Die Geschichte beginnt 1717. Die christlichen Heere unter Prinz Eugen von Savoyen sind vor den Mauern von Belgrad auf die osmanischen Belagerer gestoßen, und die Rückeroberung der Stadt steht bevor. Konstantin Graf Ostrow und sein siebzehnjähriger Sohn Ludwig, die Prinz Eugens Streitmacht angehören, erfuhren vor einem Monat, dass die Frau des Grafen im Kindbett gestorben war. Noch bevor die Schlacht vor Belgrad beginnt, findet Graf Ostrow die Leiche seines Sohnes. Er scheint einfach tot vom Pferd gefallen zu sein. Daraufhin reicht der Graf seinen Abschied ein und zieht sich in das Schloss seiner Vorfahren auf einer steilen Felsinsel im Fluss Vah zurück.

Seine Tochter Irena wird von einer Amme aufgezogen, bis sie eines Tages schwer erkrankt. Da verscheucht Graf Ostrow die Frauen und kümmert sich persönlich um das Mädchen. Weil er Ärzten misstraut, braut er selbst Kräutertees und pflegt Irena gesund. Allerdings behält sie von der Krankheit ein schwaches Rückgrat zurück und muss ein eigens für sie angefertigtes Stahlkorsett tragen, um stehen und aufrecht sitzen zu können.

Nach dem Frieden von Passarowitz suchen Regierungsbeamte den Grafen auf und unterrichten ihn darüber, dass der Fluss Vah aufgrund neuer Vereinbarungen die Grenze zwischen dem Herzogtum Böhmen und dem Fürstentum Oberungarn bilde. Deshalb soll er Steuern und Abgaben an beide Staaten entrichten. Auf seinen Protest hin finden die Beamten ein neunzig Jahre altes lex terrae, wonach ein Flüchtling, der genau auf der Grenze steht, von keiner Seite erschossen werden darf. Daraus schließen sie, dass Graf Ostrow weder Böhmen noch Oberungarn etwas schulden würde, wenn es in Schloss Ostrow keine getrennten Zimmer gäbe, sondern nur einen einzigen Raum, der keiner der beiden Seiten zugeordnet werden könnte.

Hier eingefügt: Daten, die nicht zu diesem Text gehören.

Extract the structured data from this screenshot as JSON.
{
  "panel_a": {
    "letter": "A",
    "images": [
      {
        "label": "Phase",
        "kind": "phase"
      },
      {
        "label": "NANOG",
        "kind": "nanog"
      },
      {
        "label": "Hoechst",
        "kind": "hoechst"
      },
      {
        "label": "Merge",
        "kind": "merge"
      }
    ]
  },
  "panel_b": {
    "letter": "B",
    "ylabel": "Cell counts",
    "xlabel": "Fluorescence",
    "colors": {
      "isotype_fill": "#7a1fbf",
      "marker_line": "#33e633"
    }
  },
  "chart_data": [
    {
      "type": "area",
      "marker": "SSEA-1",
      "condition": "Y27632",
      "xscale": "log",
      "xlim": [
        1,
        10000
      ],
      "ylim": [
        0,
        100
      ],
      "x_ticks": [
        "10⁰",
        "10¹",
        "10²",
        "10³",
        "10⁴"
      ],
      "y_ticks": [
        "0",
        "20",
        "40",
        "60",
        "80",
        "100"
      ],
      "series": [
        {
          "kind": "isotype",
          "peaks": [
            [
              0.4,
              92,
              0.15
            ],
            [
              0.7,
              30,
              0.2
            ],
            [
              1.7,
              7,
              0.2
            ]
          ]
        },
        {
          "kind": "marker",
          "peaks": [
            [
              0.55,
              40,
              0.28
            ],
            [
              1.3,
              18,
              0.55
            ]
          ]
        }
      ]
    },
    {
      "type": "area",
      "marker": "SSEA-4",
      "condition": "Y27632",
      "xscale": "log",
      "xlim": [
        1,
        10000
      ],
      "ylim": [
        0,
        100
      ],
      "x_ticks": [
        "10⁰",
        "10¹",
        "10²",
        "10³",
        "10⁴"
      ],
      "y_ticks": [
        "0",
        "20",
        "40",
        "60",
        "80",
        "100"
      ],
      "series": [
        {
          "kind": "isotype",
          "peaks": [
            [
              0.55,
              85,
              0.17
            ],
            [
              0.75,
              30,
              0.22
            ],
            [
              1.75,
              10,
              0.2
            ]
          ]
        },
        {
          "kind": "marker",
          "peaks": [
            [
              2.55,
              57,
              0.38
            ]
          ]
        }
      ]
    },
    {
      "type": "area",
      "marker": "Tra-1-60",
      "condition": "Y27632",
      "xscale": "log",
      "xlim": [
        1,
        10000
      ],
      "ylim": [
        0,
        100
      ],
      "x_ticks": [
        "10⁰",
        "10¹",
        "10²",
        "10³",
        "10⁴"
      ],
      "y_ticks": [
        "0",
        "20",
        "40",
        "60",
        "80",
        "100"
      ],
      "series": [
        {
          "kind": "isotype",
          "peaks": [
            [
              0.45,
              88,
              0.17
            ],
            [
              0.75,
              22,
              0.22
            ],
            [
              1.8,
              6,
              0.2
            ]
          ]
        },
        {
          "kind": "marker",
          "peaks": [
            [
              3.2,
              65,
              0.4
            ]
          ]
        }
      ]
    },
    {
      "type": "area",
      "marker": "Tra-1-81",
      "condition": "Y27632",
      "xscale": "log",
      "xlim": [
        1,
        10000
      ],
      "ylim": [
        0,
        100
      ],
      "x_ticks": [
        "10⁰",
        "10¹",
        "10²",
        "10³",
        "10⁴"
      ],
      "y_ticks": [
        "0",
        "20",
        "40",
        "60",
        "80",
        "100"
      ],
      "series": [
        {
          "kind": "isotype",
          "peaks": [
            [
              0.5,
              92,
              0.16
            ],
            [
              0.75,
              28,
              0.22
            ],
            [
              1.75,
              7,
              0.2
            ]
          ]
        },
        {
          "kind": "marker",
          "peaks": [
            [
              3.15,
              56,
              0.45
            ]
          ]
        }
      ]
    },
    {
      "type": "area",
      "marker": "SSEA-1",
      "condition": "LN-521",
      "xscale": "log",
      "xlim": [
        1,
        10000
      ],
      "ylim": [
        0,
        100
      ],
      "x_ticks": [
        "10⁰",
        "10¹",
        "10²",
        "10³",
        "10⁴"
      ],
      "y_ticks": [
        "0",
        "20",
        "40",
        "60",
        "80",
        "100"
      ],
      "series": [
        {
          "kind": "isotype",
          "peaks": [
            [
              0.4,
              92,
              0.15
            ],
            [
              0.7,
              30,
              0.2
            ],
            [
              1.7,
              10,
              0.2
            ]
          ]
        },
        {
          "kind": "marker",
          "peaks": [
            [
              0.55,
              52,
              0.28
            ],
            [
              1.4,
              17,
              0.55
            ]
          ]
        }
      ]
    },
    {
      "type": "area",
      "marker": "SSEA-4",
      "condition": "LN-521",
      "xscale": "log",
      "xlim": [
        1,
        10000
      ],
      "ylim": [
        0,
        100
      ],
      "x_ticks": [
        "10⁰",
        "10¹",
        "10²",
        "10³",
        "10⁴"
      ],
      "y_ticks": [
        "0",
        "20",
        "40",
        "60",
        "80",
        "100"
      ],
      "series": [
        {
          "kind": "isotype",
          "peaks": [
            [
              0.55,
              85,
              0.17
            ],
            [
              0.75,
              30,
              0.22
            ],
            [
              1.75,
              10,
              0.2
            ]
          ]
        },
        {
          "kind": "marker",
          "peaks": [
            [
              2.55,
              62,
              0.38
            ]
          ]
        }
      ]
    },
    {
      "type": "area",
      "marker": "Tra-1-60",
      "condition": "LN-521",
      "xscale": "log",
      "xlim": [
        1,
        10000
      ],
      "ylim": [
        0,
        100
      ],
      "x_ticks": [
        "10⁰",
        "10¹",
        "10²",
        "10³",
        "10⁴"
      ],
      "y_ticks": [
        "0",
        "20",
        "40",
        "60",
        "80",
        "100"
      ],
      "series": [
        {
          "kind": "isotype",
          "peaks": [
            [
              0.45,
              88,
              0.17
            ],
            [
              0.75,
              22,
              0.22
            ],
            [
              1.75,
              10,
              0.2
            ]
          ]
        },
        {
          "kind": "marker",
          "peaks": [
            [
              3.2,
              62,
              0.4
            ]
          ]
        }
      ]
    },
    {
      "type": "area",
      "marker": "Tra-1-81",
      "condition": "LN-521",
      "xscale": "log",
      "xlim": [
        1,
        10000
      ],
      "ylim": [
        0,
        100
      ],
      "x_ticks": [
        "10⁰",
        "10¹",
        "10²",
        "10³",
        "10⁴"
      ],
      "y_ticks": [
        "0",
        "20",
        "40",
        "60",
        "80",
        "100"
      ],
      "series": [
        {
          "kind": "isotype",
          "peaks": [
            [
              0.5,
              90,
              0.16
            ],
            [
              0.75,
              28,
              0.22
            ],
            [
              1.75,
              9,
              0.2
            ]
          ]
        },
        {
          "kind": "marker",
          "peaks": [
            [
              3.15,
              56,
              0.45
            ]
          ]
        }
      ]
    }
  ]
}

Der Graf, der bereits damit begonnen hat, Rätsel und Merkwürdigkeiten zu sammeln, verwandelt das Schloss daraufhin in ein Labyrinth, in dem ein überdimensionales Uhrwerk Wände und Mobiliar bewegt. Neunzehn Jahre dauern die Bauarbeiten. Inzwischen hat zwar ein veränderter Grenzverlauf den Grafen ohnehin von der Doppelbesteuerung befreit, aber er macht weiter. Von Samuel Kirshner, einem genialen jüdischen Metallurgen aus Venedig, der in einem polnischen Dorf geboren worden war, lässt er sich Automaten bauen, die er nach der slowakischen Bezeichnung für Landarbeiter „Robotnik“ nennt.

War nicht auch der Verstand, so mutmaßte der Graf, eine komplexe Maschine aus wirrer tierischer Unvollkommenheit und der Ordnung eines Uhrwerks? (Seite 22)

Wesentlicher Bestandteil des unaufhörlich sich bewegenden Labyrinths ist eine Bibliothek, und Irena wird selten ohne ein Buch in der Hand angetroffen. Eines Tages packt sie eine Büchersendung aus Boston aus. Eines der Bücher ist ausgehöhlt. Darin befindet sich ein kleineres Buch, das ebenfalls ausgehöhlt ist, damit ein noch kleineres Buch darin Platz findet und so weiter. Als Schöpfer des Buches wird im Impressum Nicholas Flood, ein Drucker und Buchhändler in London, genannt. Der Graf lässt ihn mit seinem Schiff holen und beauftragt ihn, für seine Bibliothek ein Buch ohne Anfang und Ende herzustellen.

Flood wundert sich natürlich über das mysteriöse Schloss. Graf Ostrow und seine Tochter Irena erläutern ihm dazu Folgendes:

„Vor langer Zeit glaubte ich, dieses Rätselschloss hier schaffen zu müssen, um eine Handvoll Regierungslakaien zu überlisten und meine Börse zu schonen. Aber in der letzten Zeit ist mir wirklich klar geworden, was ich hier eigentlich tue. […] Das ist kein Schloss, sondern ein System. Priester und Irre machen Systeme aus ihren Träumen. Schriftsteller […] machen Systeme aus Wörtern. Ich habe dieses System, mein System, aus Stein, Holz, Metall und Glas geschaffen.“ (Seite 46)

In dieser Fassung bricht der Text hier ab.